Prison d'Anemas

La prison dite d'Anemas (en turc : Anemas Zindanları) est un imposant édifice byzantin faisant partie des murs de la cité de Constantinople (aujourd'hui Istanbul). Son nom fait référence à Michel Anemas, général byzantin qui se souleva sans succès contre l'empereur Alexis Ier Comnène (r. 1080 – 1118) et qui fut la première personne emprisonnée dans ce bâtiment. Dans les derniers siècles de l’empire, quatre empereurs y seront emprisonnés : Andronic Comnène (r. 1183 – 1185), Andronic IV Paléologue (r. 1376 – 1379), Jean V Paléologue (r. 1341 - 1376, 1379 – 1390, sept. 1390 – fév. 1391) et le futur empereur Manuel II (r. 1391 -1425).

Schéma de l'agencement de la prison d'Anemas par Alexander van Mellingen.

Emplacement

Constantinople à l’époque byzantine. La prison d’Anemas est située au nord-ouest de la ville entre la Porte des Blachernes et la Porte Gerolymne.

Le bâtiment est situé dans la banlieue des Blachernes, au nord-ouest de la ville, entre la Porte des Blachernes et la Porte Gerolymne, dans cette section des murailles construite au milieu du XIIe siècle par l'empereur Manuel Ier Comnène (r. 1143-1180) ainsi que celle, plus ancienne, construite par les empereurs byzantins Héraclius (r. 610-641) et Léon V l'Arménien (r. 813-820). Une petite portion du mur relie le bâtiment à l’est avec le mur de Manuel Comnène[1].

Description

La tour d'Isaac avec sa maçonnerie irrégulière et ses colonnes de pierre réutilisées (spolia).

Le mur extérieur du bâtiment est d'une hauteur inhabituelle, s'élevant à 23 mètres au-dessus du sol qui lui fait face et ayant une épaisseur de 11 à 20 mètres. À l’intérieur de l'enceinte, le bâtiment comprend 12 chambres de trois étages. La façade extérieure consiste en deux tours rectangulaires construites côte-à-côte avec un mur mitoyen. Les tours jumelles sont soutenues par des contreforts massifs qui s'élèvent à près de huit mètres de haut et font une saillie de 6,5 à 9 mètres devant les deux tours[2].

En dépit de leur proximité, les deux tours sont de construction très différente. Une différence qui s'étend aussi aux épaulements et qui permettent de déduire des dates de construction différentes [3]. La tour sud est un quadrilatère irrégulier de deux étages. Sa maçonnerie est très irrégulière, des colonnes de pierre y ayant été insérées, souvent en partie seulement. Enfin, les contreforts sont faits de pierres petites et taillées irrégulièrement[4]. Sa structure intérieure comprend un étage supérieur spacieux avec de larges fenêtres et un balcon orienté à l'ouest, ce qui porte à croire que cette tour était utilisée comme habitation.
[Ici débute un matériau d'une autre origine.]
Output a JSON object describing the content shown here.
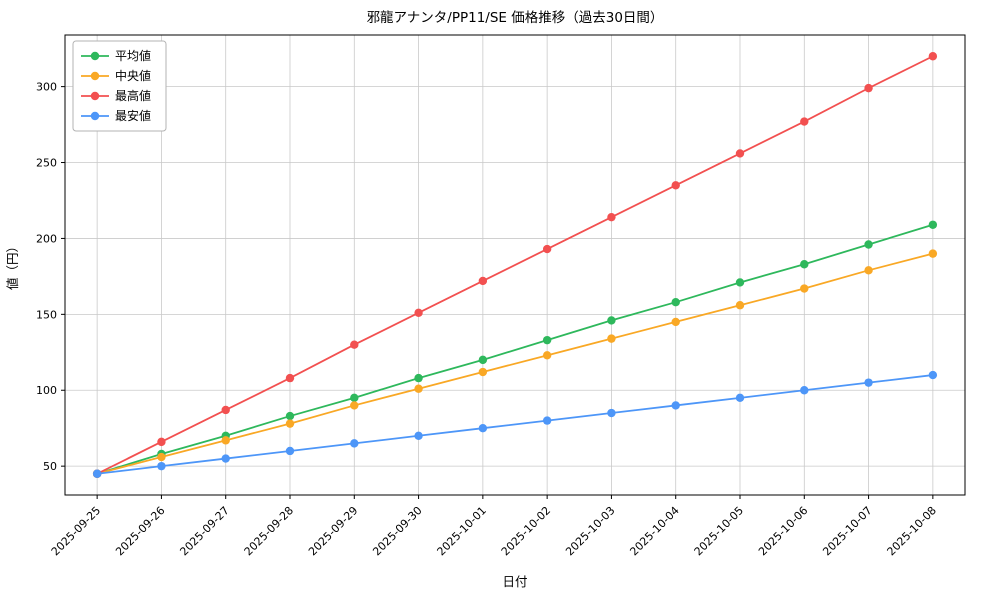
{
  "chart_data": {
    "type": "line",
    "title": "邪龍アナンタ/PP11/SE 価格推移（過去30日間）",
    "xlabel": "日付",
    "ylabel": "値（円）",
    "x": [
      "2025-09-25",
      "2025-09-26",
      "2025-09-27",
      "2025-09-28",
      "2025-09-29",
      "2025-09-30",
      "2025-10-01",
      "2025-10-02",
      "2025-10-03",
      "2025-10-04",
      "2025-10-05",
      "2025-10-06",
      "2025-10-07",
      "2025-10-08"
    ],
    "yticks": [
      50,
      100,
      150,
      200,
      250,
      300
    ],
    "ylim": [
      31,
      334
    ],
    "grid": true,
    "legend_position": "upper-left",
    "series": [
      {
        "name": "平均値",
        "color": "#2eb85c",
        "values": [
          45,
          58,
          70,
          83,
          95,
          108,
          120,
          133,
          146,
          158,
          171,
          183,
          196,
          209
        ]
      },
      {
        "name": "中央値",
        "color": "#f9a825",
        "values": [
          45,
          56,
          67,
          78,
          90,
          101,
          112,
          123,
          134,
          145,
          156,
          167,
          179,
          190
        ]
      },
      {
        "name": "最高値",
        "color": "#f25050",
        "values": [
          45,
          66,
          87,
          108,
          130,
          151,
          172,
          193,
          214,
          235,
          256,
          277,
          299,
          320
        ]
      },
      {
        "name": "最安値",
        "color": "#4d96f8",
        "values": [
          45,
          50,
          55,
          60,
          65,
          70,
          75,
          80,
          85,
          90,
          95,
          100,
          105,
          110
        ]
      }
    ],
    "grid_color": "#c9c9c9",
    "frame_color": "#000000",
    "legend_border_color": "#b3b3b3"
  }
}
Mis ensemble, ces indices renforcent l'identification de cette tour avec la tour dite « d'Isaac Ange ». Selon l'historien Nicétas Choniatès, cette tour fut construite par Isaac II Ange (r. 1185-1195 et 1203-1204) tant comme fort que comme résidence privée, en utilisant des matériaux venant d'églises en ruines[5]. Au contraire, la tour nord est traditionnellement identifiée comme étant la tour d'Anemas. C'est une structure construite avec soin présentant plusieurs couches de maçonnerie alternant pierre et brique, typique de l'architecture byzantine. Ses contreforts sont construits avec de gros blocs de pierres taillés soigneusement et disposés de façon régulière[3]. L’épaisseur des murs et des contreforts s'explique par le fait que la structure formait l’extrémité ouest du mur de soutènement de la colline en terrasse sur laquelle était construit le Palais des Blachernes[6].

Vue intérieure des compartiments voutés de la prison d’Anemas d’après une illustration du XIXe siècle.
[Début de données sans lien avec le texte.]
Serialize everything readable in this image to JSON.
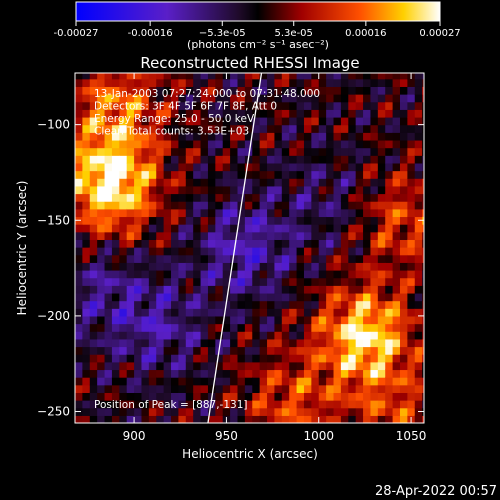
{
  "chart_data": {
    "type": "heatmap",
    "title": "Reconstructed RHESSI Image",
    "xlabel": "Heliocentric X (arcsec)",
    "ylabel": "Heliocentric Y (arcsec)",
    "xlim": [
      868,
      1057
    ],
    "ylim": [
      -256,
      -73
    ],
    "x_ticks": [
      900,
      950,
      1000,
      1050
    ],
    "y_ticks": [
      -100,
      -150,
      -200,
      -250
    ],
    "colorbar": {
      "min": -0.00027,
      "max": 0.00027,
      "colormap": "blue-purple-black-red-yellow-white",
      "tick_values": [
        -0.00027,
        -0.00016,
        -5.3e-05,
        5.3e-05,
        0.00016,
        0.00027
      ],
      "tick_labels": [
        "-0.00027",
        "-0.00016",
        "−5.3e-05",
        "5.3e-05",
        "0.00016",
        "0.00027"
      ],
      "units_label": "(photons cm⁻² s⁻¹ asec⁻²)"
    },
    "annotations": [
      "13-Jan-2003 07:27:24.000 to 07:31:48.000",
      "Detectors: 3F 4F 5F 6F 7F 8F, Att 0",
      "Energy Range: 25.0 - 50.0 keV",
      "Clean     Total counts: 3.53E+03"
    ],
    "peak_label": "Position of Peak = [887,-131]",
    "peak": [
      887,
      -131
    ],
    "limb_line": [
      [
        969,
        -73
      ],
      [
        940,
        -256
      ]
    ],
    "bright_sources": [
      {
        "x": 887,
        "y": -131,
        "value": 0.00027
      },
      {
        "x": 1025,
        "y": -210,
        "value": 0.00024
      },
      {
        "x": 1045,
        "y": -150,
        "value": 0.00012
      },
      {
        "x": 890,
        "y": -90,
        "value": 0.00015
      },
      {
        "x": 985,
        "y": -245,
        "value": 0.00012
      },
      {
        "x": 1040,
        "y": -250,
        "value": 0.0001
      }
    ],
    "dim_regions": [
      {
        "x": 960,
        "y": -165,
        "value": -0.00012
      },
      {
        "x": 912,
        "y": -205,
        "value": -0.0001
      },
      {
        "x": 880,
        "y": -185,
        "value": -8e-05
      },
      {
        "x": 1005,
        "y": -140,
        "value": -6e-05
      }
    ]
  },
  "footer": {
    "timestamp": "28-Apr-2022 00:57"
  }
}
Le bâtiment principal se présente sous forme de treize murs latéraux construits entre deux murs longitudinaux, chacun de ces treize murs étant percés de trois arcs de brique superposés créant douze compartiments, chacun de 9 – 13 mètres de largeur. Les deux murs longitudinaux ne sont pas parallèles (voir illustration plus haut), mais s’écartent l’un de l’autre vers le nord [7]. Côté est, le mur contient une paire de corridors superposés aux deux étages supérieurs construits à l’intérieur des murs mêmes et éclairés par des fentes dans la façade des murs. Au rez-de-chaussée les compartiments n’ont pas de fenêtres, mais aux étages supérieurs de petites ouvertures dans le mur côté ouest permettent à la lumière d’entrer[8]. Une tour abritant un escalier en spirale relie le bâtiment principal aux deux tours[9].

Des irrégularités dans la disposition des fenêtres, en partie recouvertes par des additions ultérieures, de même que divers indices de modifications successives prouvent que le tout a été construit en différentes étapes avec diverses modifications en cours de route. Le mur de l’est fut sans doute construit en premier comme simple mur défensif avec des chemins de garde d’où l’on pouvait tirer flèches et autres projectiles à travers des meurtrières[10] . Le reste de la structure principale fut ajouté plus tard, probablement comme renfort pour la colline du palais. On ignore à quoi servaient les compartiments : on a suggéré qu'ils étaient en fait des cellules, ce qui conduisit à donner le nom de « Prison d’Anemas » à l’ensemble de l’édifice; toutefois aucune preuve ne vient appuyer cette hypothèse. Il est aussi possible qu’il s’agissait d’espaces de rangement ou encore de salles pour corps-de-garde[11].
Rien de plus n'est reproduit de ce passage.